According to Trump’s announcement, reciprocal tariffs may be imposed on India from next month. This reciprocal tariff will affect not only India but also America. The impact on the US health system in particular could be massive. In fact, a large number of generic drugs sold in America remain in India. Most of the common middle class or lower class people in America depend heavily on these drugs. If retaliatory tariffs are imposed, the companies that make these drugs will be forced to leave the US market. This will have a direct impact on poor people in America.
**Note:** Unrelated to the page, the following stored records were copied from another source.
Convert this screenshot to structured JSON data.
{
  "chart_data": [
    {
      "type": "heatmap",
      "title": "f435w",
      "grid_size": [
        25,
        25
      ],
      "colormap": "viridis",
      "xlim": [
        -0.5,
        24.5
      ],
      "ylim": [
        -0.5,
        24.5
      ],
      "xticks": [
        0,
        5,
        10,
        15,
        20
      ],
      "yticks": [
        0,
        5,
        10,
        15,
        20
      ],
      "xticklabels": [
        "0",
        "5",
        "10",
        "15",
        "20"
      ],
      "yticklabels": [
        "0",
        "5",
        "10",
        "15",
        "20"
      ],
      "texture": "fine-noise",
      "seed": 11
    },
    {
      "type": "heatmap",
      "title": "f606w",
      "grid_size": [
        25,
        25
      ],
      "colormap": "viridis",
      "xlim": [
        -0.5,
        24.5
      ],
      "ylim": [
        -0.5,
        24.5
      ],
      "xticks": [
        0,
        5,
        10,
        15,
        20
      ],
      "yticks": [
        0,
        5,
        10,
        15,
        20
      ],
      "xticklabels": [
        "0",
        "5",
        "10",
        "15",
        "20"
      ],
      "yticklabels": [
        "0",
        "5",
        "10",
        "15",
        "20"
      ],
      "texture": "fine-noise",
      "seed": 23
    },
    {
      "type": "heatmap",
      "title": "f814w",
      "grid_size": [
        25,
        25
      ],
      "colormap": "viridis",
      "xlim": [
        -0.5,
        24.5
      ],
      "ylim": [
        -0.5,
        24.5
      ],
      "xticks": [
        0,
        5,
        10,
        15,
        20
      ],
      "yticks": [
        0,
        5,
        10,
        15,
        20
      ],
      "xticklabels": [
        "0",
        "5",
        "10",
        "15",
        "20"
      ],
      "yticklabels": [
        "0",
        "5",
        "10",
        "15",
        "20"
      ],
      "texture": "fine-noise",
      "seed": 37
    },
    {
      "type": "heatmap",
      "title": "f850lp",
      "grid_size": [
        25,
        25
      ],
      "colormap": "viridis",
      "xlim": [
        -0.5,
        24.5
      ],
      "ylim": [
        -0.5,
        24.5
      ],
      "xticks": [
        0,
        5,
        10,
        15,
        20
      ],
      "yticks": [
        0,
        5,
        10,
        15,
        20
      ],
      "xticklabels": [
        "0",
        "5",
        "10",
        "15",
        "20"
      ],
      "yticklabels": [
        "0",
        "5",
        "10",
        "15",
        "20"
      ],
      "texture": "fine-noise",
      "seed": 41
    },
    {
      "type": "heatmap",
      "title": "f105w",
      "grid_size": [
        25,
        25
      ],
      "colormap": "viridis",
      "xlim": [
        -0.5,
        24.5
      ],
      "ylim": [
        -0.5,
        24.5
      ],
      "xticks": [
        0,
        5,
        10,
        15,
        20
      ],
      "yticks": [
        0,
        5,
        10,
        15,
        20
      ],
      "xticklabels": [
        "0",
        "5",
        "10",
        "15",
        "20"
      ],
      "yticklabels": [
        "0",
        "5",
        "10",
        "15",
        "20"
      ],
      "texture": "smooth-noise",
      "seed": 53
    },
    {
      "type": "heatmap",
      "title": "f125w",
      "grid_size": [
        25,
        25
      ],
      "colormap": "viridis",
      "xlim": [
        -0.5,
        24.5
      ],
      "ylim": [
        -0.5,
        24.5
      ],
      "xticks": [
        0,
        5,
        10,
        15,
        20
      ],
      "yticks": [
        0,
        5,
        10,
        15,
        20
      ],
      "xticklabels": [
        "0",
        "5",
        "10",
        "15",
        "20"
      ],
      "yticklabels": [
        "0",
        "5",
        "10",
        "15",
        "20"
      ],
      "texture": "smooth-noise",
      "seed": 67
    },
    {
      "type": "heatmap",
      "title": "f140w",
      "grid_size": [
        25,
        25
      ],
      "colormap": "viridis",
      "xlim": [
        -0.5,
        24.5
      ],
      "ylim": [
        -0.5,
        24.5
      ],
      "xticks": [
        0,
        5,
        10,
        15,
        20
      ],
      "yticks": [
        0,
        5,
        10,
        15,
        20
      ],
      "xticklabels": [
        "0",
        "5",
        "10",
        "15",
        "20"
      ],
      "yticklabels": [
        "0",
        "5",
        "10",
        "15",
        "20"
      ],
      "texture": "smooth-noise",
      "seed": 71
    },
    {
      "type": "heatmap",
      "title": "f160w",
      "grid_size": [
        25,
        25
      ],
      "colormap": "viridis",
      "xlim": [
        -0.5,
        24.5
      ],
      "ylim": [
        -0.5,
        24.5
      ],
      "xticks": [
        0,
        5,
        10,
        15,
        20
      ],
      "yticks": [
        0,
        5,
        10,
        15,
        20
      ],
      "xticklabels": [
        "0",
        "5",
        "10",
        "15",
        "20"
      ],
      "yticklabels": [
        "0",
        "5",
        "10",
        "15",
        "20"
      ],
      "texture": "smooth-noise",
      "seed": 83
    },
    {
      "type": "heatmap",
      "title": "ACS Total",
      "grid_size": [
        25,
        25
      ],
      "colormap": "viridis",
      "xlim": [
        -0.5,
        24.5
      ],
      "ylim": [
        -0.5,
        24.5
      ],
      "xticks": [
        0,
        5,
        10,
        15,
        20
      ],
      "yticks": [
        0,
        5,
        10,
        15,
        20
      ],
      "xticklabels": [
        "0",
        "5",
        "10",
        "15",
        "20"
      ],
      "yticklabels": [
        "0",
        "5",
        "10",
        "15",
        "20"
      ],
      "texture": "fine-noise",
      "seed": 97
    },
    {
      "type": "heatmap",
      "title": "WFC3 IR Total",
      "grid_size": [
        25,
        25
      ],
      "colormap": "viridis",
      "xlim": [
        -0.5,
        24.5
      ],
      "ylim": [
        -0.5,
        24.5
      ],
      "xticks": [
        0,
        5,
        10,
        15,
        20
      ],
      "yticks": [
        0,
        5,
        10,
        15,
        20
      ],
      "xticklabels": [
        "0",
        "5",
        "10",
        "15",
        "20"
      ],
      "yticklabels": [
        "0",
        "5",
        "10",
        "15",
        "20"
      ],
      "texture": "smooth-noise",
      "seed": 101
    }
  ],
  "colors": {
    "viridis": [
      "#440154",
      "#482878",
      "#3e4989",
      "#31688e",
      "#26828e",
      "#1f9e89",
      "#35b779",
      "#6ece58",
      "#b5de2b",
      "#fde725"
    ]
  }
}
According to reports, on average 90 percent of the drugs that doctors prescribe in America are imported from countries like India. America makes billions of dollars every year from these cheap drugs. According to an IQVIA report, in 2022, the US saved $219 billion from Indian generic drugs. Now, if these Indian companies withdraw from the US market due to tariffs, the US may face billions of dollars in losses every year. According to this report, 60% of the drugs prescribed specifically for mental health in the US are manufactured in India. Not that the US will be the only one affected by Donald Trump’s reciprocating tariff policies. Indian pharma companies may also suffer greatly as a result. According to the GTRI report,

India exports about $12.7 billion worth of drugs to the US every year. The biggest thing is that till now there was almost no tax on these medicines. But, after imposition of reciprocal duties, these companies may face a duty of around 11% on their exports, thereby increasing their costs as well. If these costs are not covered, they will have to withdraw from the US market. As a result, they can also face huge losses.